É o conjunto dos fragmentos (des) ou (re) construídos que está no monitor da TÉLÉTHÈQUE, sendo que é esta a hipótese de arquivo que queremos abordar e cometer. Os objectos do cimo da mesa também não são inoportunos, e convivem francamente com outras reconfigurações habituais de Eduardo Matos. A mesa tem sido um elemento fulcral nas suas materializações e o topo desta escultura alberga regularmente visões ou planos de destruição. Nesta sessão teremos acesso claro a estas suspeições que anunciam um futuro de penumbra sempre com base no encontro do passado, mas também ao seguinte: enquanto os objectos-imagens do vídeo do monitor são fragmentos respigados do encontro com um espaço real, os objectos-esculturas da mesa são concepções e simulacros de utensílios pessoais e quotidianos fabricados a partir da matéria recolhida nas expedições. Estamos então perante actos imagéticos contraditórios.

“A minha mãe esfregava-me o Sarro das costas”, disse o Eduardo numa conversa anterior a este momento, chamando também a atenção para o outro significado vernacular da palavra: “sabes o que quer dizer Sarro?
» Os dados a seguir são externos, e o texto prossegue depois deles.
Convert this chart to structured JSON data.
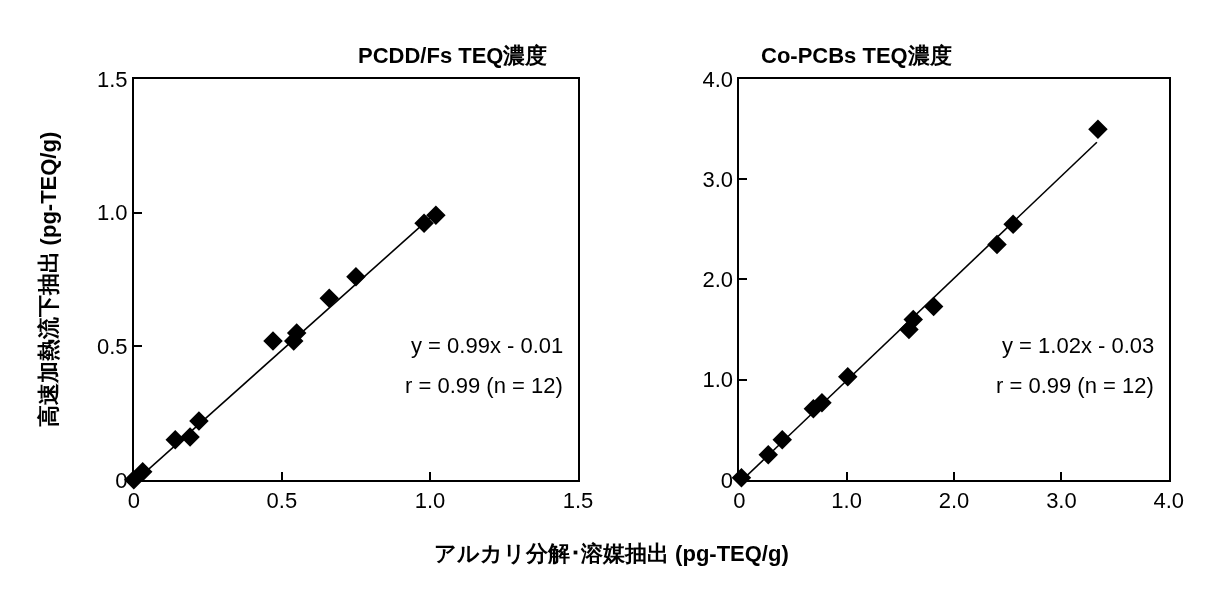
{
  "chart_data": [
    {
      "type": "scatter",
      "title": "PCDD/Fs TEQ濃度",
      "xlabel": "アルカリ分解･溶媒抽出 (pg-TEQ/g)",
      "ylabel": "高速加熱流下抽出 (pg-TEQ/g)",
      "marker": "diamond",
      "xlim": [
        0,
        1.5
      ],
      "ylim": [
        0,
        1.5
      ],
      "xticks": [
        0,
        {
          "value": 0.5,
          "label": "0.5"
        },
        {
          "value": 1.0,
          "label": "1.0"
        },
        {
          "value": 1.5,
          "label": "1.5"
        }
      ],
      "yticks": [
        0,
        {
          "value": 0.5,
          "label": "0.5"
        },
        {
          "value": 1.0,
          "label": "1.0"
        },
        {
          "value": 1.5,
          "label": "1.5"
        }
      ],
      "series": [
        {
          "color": "#000000",
          "x": [
            0,
            0.03,
            0.14,
            0.19,
            0.22,
            0.47,
            0.54,
            0.55,
            0.66,
            0.75,
            0.98,
            1.02
          ],
          "values": [
            0,
            0.03,
            0.15,
            0.16,
            0.22,
            0.52,
            0.52,
            0.55,
            0.68,
            0.76,
            0.96,
            0.99
          ]
        },
        {
          "type": "line",
          "marker": "none",
          "color": "#000000",
          "x": [
            0.01,
            1.02
          ],
          "values": [
            0.0,
            1.0
          ]
        }
      ],
      "annotations": [
        "y = 0.99x - 0.01",
        "r = 0.99 (n = 12)"
      ]
    },
    {
      "type": "scatter",
      "title": "Co-PCBs TEQ濃度",
      "marker": "diamond",
      "xlim": [
        0,
        4.0
      ],
      "ylim": [
        0,
        4.0
      ],
      "xticks": [
        0,
        {
          "value": 1.0,
          "label": "1.0"
        },
        {
          "value": 2.0,
          "label": "2.0"
        },
        {
          "value": 3.0,
          "label": "3.0"
        },
        {
          "value": 4.0,
          "label": "4.0"
        }
      ],
      "yticks": [
        0,
        {
          "value": 1.0,
          "label": "1.0"
        },
        {
          "value": 2.0,
          "label": "2.0"
        },
        {
          "value": 3.0,
          "label": "3.0"
        },
        {
          "value": 4.0,
          "label": "4.0"
        }
      ],
      "series": [
        {
          "color": "#000000",
          "x": [
            0.02,
            0.27,
            0.4,
            0.69,
            0.77,
            1.01,
            1.58,
            1.62,
            1.81,
            2.4,
            2.55,
            3.34
          ],
          "values": [
            0.02,
            0.25,
            0.4,
            0.71,
            0.77,
            1.03,
            1.5,
            1.6,
            1.73,
            2.35,
            2.55,
            3.5
          ]
        },
        {
          "type": "line",
          "marker": "none",
          "color": "#000000",
          "x": [
            0.03,
            3.33
          ],
          "values": [
            0.0,
            3.37
          ]
        }
      ],
      "annotations": [
        "y = 1.02x - 0.03",
        "r = 0.99 (n = 12)"
      ]
    }
  ]
}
É o depósito que fica no fundo de uma garrafa de vinho.” O que resta de sólido e o que é rasto composto de um qualquer outro.




Notas Biográficas:
Eduardo Matos nasceu no Rio de Janeiro, Brasil, vive e trabalha entre Porto e Lisboa. Formou-se em Artes Plásticas – Pintura pela Faculdade de Belas Artes Universidade do Porto (FBAUP). Mestrado em Práticas Artísticas Contemporâneas pela FBAUP. Trabalha desde 1999 como artista plástico. No seu percurso tem vindo a desenvolver trabalhos onde cruza a linguagem imagem/vídeo/escultura com a tridimensionalidade espacial e interactuante de instalações – reconstruindo e desconstruindo especificamente em cada lugar e a cada momento as peças que compõem o simulacro de um jogo de metáforas estéticas, identitárias, sociais, políticas e geográficas. Foi membro fundador do Salão Olímpico, (projecto independente para as artes plásticas), que em 2007 edita com José Maia, Museu de Arte Contemporânea Serralves e Centro Cultural Vila Flor, o livro “Salão Olímpico 2003/06”.
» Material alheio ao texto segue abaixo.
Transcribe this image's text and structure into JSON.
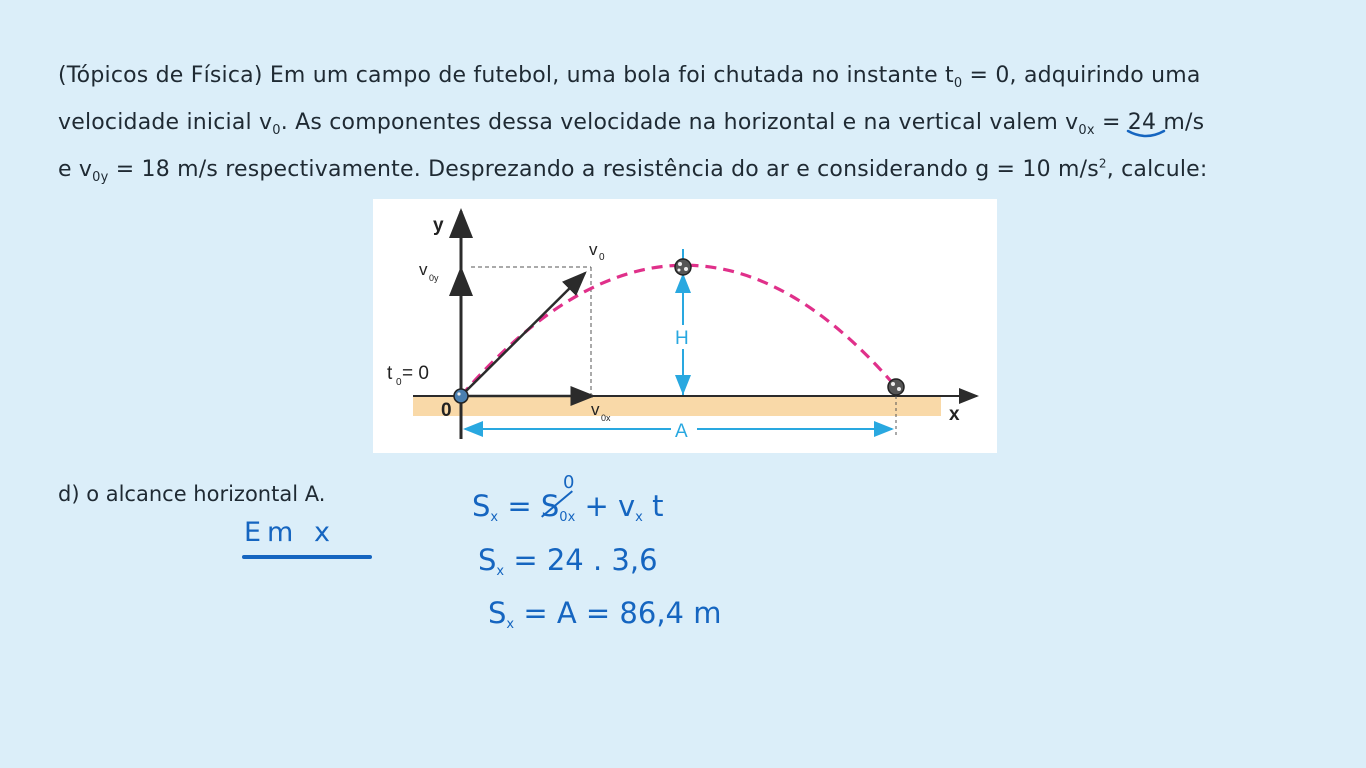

Pedro Cabral Santo nasceu em Lisboa. Actualmente vive e trabalha em Lisboa. Licenciado em Artes Plásticas – Pintura, pela Faculdade de Belas Artes da Universidade de Lisboa (FBAUL), é também docente na Escola Superior de Artes e Design – Caldas da Rainha. Tem desenvolvido o seu trabalho ao longo da última década em duas facetas: como artista plástico e comissário. O seu trabalho individual situa-se sobretudo na área do vídeo e da instalação e estende-se a colaborações na área teatral através do projecto POGO Teatro e a diversos projectos na área da música. Para além de Portugal, já expôs em Barcelona, Amesterdão, Oslo, Telavive, Londres, Nîmes, São Francisco e Glasgow.